И вот как-то после пасхальных каникул, теплым весенним днем, направлялись они с Лидушей в Институт. Весело болтая, пересекли они площадь, прошли по садику до подъезда и вошли в здание. Внутри стояло слегка картавое жужжание — был «французский день». Бывали еще «немецкие дни», то есть круглые сутки разрешалось говорить только на немецком и на уроках, и между собой. Нарушение этого правила каралось строго: три дня карцера на хлебе и воде. Так вот, был «французский день», и у дверей шептались девушки из Аннушкиных классов. Немедленно они сообщили сестрам, что в здании — комиссия, во главе которой сама попечительница — императрица Мария Александровна. Воспитанницы обожали ее и восхищались ею, а называли между собой — «ангел» или «принсесс», потому как знали: Мария Александровна — урожденная принцесса Гессенская. Аннушка, которая была уже в выпускном классе, смекнула, что неплохо бы лишний раз показаться перед «принсесс», тем более что в будущем году ей предстояло быть представленной ко двору.
Она чинно двинулась по коридорам, желая догнать комиссию и обратить на себя внимание.
Лидуша потянулась следом за старшей сестрой. И вот — удача: в широкой рекреации сестрички видят саму «принсесс», окруженную свитой и величаво шествующую навстречу им! Аннушка почтительно остановилась у окна и, когда царственная особа приблизилась, склонила голову и присела в изящнейшем реверансе. Нужно сказать, расчет был абсолютно верен: молодая девушка считалась самой красивой на своем курсе и обладала манерами самыми изысканными. В общем, успех был неизбежен, но в этот момент неуклюжая толстушка Лидуша, стоявшая у Аннушки за спиной, решила тоже изобразить «глубокий реверанс»… Раздался угрожающий треск, и из-под Лидушиной юбки посыпались безе, шоколадные конфеты, марципаны, засахаренные фрукты, миниатюрные пасхальные кексы…

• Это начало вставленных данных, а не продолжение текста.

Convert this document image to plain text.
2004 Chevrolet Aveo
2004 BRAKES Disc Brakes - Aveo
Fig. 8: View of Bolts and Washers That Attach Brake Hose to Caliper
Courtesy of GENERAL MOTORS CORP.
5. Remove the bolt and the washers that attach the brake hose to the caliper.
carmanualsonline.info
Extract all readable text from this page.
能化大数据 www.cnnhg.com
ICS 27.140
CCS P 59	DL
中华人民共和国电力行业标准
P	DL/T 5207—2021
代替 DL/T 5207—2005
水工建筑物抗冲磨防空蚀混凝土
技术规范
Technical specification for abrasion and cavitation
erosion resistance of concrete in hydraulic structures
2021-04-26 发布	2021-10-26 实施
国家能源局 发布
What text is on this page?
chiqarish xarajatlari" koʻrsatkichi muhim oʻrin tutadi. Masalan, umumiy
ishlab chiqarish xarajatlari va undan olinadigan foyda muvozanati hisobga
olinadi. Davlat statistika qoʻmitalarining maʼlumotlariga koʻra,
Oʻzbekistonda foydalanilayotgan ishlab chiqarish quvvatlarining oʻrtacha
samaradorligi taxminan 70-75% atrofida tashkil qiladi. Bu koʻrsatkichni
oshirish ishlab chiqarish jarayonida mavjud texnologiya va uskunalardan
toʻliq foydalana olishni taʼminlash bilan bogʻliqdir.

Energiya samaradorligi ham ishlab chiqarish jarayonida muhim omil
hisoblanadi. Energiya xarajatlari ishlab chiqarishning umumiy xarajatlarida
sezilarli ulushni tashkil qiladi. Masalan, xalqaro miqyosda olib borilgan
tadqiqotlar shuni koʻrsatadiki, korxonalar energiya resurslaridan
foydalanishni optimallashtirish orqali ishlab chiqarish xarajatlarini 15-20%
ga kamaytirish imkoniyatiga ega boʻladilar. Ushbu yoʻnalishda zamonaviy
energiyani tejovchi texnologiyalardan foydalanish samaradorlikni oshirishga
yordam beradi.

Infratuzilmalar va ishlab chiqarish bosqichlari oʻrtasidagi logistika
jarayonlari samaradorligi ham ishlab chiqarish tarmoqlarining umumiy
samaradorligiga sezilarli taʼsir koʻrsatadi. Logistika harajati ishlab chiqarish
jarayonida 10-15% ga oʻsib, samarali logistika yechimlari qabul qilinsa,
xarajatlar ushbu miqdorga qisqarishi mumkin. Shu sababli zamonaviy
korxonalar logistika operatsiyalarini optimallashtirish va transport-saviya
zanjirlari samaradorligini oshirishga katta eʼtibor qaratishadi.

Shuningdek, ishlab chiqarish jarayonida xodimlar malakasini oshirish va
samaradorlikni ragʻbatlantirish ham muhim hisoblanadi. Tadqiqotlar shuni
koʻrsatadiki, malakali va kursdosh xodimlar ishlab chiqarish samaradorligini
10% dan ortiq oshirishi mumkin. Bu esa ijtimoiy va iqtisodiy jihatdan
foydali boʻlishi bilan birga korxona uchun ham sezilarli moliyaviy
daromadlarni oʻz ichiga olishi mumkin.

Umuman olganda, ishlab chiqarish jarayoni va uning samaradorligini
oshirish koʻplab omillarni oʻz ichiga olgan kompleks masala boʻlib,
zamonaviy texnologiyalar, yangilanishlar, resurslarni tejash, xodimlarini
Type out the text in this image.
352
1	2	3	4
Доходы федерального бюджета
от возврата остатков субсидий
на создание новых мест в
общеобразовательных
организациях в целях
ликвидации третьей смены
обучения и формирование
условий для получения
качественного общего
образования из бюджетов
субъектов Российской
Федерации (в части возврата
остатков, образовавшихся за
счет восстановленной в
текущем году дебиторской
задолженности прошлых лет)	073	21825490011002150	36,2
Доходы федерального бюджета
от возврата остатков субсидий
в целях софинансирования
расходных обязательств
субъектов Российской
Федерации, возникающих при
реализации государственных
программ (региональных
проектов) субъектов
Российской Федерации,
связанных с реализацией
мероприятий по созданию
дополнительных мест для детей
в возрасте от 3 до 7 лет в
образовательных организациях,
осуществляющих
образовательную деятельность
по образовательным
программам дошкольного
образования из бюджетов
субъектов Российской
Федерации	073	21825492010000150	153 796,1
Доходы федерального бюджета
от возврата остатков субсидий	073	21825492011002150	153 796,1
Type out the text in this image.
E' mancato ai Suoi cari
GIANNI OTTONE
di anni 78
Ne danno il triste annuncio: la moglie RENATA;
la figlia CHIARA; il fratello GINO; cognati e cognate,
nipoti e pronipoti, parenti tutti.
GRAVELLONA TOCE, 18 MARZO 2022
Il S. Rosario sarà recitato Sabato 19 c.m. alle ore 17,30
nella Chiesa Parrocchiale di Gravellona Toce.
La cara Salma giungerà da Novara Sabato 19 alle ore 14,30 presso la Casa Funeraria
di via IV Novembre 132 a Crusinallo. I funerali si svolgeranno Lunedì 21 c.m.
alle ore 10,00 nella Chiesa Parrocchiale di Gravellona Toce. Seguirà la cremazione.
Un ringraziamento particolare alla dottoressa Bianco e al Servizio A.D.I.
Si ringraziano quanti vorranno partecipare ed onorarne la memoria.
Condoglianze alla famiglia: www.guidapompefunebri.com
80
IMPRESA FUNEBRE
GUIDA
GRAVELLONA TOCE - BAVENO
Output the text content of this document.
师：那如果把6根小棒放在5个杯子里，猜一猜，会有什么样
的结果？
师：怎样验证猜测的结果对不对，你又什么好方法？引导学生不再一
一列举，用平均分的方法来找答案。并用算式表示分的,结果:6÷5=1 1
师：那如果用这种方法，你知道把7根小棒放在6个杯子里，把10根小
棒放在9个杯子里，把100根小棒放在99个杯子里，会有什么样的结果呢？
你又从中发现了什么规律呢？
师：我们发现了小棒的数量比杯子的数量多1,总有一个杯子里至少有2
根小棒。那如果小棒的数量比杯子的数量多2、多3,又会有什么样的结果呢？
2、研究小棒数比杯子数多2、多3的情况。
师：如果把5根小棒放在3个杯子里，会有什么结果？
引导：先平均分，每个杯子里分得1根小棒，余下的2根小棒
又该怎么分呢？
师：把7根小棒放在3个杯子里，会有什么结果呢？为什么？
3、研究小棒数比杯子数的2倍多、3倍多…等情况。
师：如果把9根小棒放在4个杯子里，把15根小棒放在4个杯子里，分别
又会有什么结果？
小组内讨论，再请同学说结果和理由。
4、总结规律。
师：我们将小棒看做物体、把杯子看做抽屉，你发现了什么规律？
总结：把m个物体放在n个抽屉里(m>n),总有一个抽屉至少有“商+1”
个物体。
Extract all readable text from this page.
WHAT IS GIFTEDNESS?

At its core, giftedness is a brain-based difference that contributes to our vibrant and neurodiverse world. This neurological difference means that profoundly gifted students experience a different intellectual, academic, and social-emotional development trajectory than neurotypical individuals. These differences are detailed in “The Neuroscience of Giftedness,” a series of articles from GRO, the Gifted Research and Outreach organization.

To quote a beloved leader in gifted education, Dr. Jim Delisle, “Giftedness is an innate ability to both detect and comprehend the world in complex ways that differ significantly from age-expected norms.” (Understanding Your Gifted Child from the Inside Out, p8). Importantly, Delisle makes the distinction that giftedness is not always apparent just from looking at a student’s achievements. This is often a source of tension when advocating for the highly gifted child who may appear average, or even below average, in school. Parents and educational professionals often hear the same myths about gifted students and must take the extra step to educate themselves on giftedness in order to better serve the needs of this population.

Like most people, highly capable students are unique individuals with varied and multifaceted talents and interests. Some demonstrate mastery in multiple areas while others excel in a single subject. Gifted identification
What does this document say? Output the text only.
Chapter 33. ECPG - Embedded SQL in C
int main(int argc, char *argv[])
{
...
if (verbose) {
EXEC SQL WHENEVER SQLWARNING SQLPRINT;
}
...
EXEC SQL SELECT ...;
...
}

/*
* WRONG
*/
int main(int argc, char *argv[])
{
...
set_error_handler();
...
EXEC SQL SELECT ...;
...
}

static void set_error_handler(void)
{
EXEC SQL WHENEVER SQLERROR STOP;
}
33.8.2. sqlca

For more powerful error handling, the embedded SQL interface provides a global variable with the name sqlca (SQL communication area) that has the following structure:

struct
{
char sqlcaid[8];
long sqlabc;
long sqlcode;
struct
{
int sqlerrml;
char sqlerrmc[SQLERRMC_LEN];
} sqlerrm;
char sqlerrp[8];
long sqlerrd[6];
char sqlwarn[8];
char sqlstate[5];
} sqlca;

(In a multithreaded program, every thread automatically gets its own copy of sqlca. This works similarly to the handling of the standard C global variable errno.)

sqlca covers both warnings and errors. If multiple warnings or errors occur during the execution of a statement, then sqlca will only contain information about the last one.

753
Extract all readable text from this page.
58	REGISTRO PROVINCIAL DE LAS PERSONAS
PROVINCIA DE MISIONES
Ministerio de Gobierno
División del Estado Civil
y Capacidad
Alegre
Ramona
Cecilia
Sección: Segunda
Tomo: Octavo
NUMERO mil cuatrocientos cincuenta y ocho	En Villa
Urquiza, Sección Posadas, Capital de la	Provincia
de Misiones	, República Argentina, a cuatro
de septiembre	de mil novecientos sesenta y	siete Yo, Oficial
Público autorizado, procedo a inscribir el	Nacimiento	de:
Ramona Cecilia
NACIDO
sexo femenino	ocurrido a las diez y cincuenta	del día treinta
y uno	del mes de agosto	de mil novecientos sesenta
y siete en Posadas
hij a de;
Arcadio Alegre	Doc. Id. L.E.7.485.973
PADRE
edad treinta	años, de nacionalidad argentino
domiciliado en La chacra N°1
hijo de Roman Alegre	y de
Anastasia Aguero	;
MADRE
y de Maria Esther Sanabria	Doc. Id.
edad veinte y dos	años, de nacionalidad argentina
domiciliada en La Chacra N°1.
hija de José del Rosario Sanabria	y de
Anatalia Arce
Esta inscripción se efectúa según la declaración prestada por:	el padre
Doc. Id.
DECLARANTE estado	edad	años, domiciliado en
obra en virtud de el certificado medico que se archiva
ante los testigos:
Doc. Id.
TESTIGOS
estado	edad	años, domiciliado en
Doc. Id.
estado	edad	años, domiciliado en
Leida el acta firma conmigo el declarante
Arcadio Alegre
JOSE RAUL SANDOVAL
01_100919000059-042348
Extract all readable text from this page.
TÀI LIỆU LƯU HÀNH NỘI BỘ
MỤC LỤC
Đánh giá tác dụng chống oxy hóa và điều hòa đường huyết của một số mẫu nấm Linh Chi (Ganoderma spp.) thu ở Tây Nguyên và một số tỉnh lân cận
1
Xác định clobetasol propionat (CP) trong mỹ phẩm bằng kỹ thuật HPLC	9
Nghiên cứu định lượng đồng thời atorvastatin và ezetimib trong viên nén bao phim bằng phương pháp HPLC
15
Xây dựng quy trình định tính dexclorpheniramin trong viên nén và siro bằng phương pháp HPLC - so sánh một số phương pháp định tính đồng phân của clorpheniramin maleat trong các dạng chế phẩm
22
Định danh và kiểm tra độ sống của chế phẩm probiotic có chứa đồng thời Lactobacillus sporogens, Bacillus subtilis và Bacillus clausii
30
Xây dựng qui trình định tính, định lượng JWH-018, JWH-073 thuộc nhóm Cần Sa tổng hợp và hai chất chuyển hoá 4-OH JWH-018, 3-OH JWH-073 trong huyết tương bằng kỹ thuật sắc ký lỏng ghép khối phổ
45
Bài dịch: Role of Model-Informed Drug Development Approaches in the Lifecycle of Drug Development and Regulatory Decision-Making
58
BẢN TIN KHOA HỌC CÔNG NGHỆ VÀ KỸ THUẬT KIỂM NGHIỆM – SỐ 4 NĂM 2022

Видно, юная жадина так туго набила лакомствами потайные карманы, что те не выдержали и лопнули! Все это кондитерское изобилие выкатилось ровнехонько под ноги изумленной «принсесс» и ее свите. Такое вопиющее нарушение режима грозило исключением из Института. Тишина повисла гробовая. Тетеха Лидка начала сопеть и всхлипывать, и Аннушка спиной чувствовала, как трясется от страха ее легкомысленная младшая сестра, успехи в учебе которой и так были весьма посредственны. Зловеще затягивалась пауза, но Аннушка все же нашлась (на Лидушу рассчитывать было, ясное дело, нечего). Красавица распахнула свои бездонные голубые глаза и так жалобно, как только смогла, произнесла на идеальном французском, обращаясь к попечительнице: «Дорогая принсесс, прошу великодушно простить меня, но по утрам у меня стали случаться обмороки, и доктор настоятельно велел мне непременно съедать до завтрака что-нибудь сладкое. Прошу вас, не наказывайте меня строго». В глазах ее заблестела неподдельная слеза — правда, вызванная злобой на обжору Лидушку, но «принсесс» и ее эскорт сочли влагу слезами раскаяния и смущения.